MBA Chief Economist Predicts Downturn for US Economy This Year

He also believes the Fed will succeed in further reducing inflation.

SAN DIEGO—During an MBA CREF24 economic market outlook panel, Dr. Mike Fratantoni, Chief Economist and Senior Vice President of Research and Industry Technology at the Mortgage Bankers Association, provided an analysis of the economy and commercial as well as multifamily real estate finance markets. He began by highlighting the prevailing headwinds that challenge the exceptional performance the U.S. has experienced over the past year on the global stage.

“We anticipate a downturn in the U.S. economic landscape in the upcoming year… Observing the sentiments expressed by companies regarding their expenditure plans, manufacturing, and service provisions, it’s evident that they are not projecting robust growth,” he said.
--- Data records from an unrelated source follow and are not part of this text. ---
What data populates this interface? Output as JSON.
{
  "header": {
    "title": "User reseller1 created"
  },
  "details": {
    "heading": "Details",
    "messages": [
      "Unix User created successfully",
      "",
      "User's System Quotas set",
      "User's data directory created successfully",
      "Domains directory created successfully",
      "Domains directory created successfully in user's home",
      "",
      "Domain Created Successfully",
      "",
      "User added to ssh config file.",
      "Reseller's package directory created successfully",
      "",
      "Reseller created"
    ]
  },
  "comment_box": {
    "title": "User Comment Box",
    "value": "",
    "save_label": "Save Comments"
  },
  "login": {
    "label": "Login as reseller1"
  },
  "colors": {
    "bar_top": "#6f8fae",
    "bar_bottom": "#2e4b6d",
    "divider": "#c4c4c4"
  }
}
In terms of current inflation figures, he said that “we are in a better position compared to previous periods, with inflation rates exhibiting a decelerating trend.”

Fratantoni noted that “The Federal Reserve aims to further reduce this figure, and while we believe they will succeed, accomplishing this objective may take the remainder of the year due to certain persistent factors influencing inflation.”

The sector where he anticipates this slowdown to manifest most prominently is the job market. “Although we witnessed significant job losses during the pandemic, the subsequent recovery was extraordinary,” he explained. However, there are indications that these employment figures might undergo downward revisions, he said. “Despite this, our projection indicates an unemployment rate of approximately 4.5% by the year’s end.”

What underscores our expectation of this weakness persisting, he asked, is a closer examination of the job gains that reveal a reliance on a narrow spectrum of industries for employment growth, primarily encompassing retail, hospitality, government, and healthcare. “This limited diversification raises concerns,” he said. “Additionally, indicators such as job openings and hiring rates have displayed a slowdown, indicating a cautious approach by companies towards recruitment.”

Another point Fratantoni explained was that the banking system continues to grapple with the aftermath of the pandemic, leading to tight credit conditions. “Historically, such a tightening of credit within the banking system aligns with the onset of a recession. While we haven’t reached that point yet, it’s a challenge we’re actively addressing.”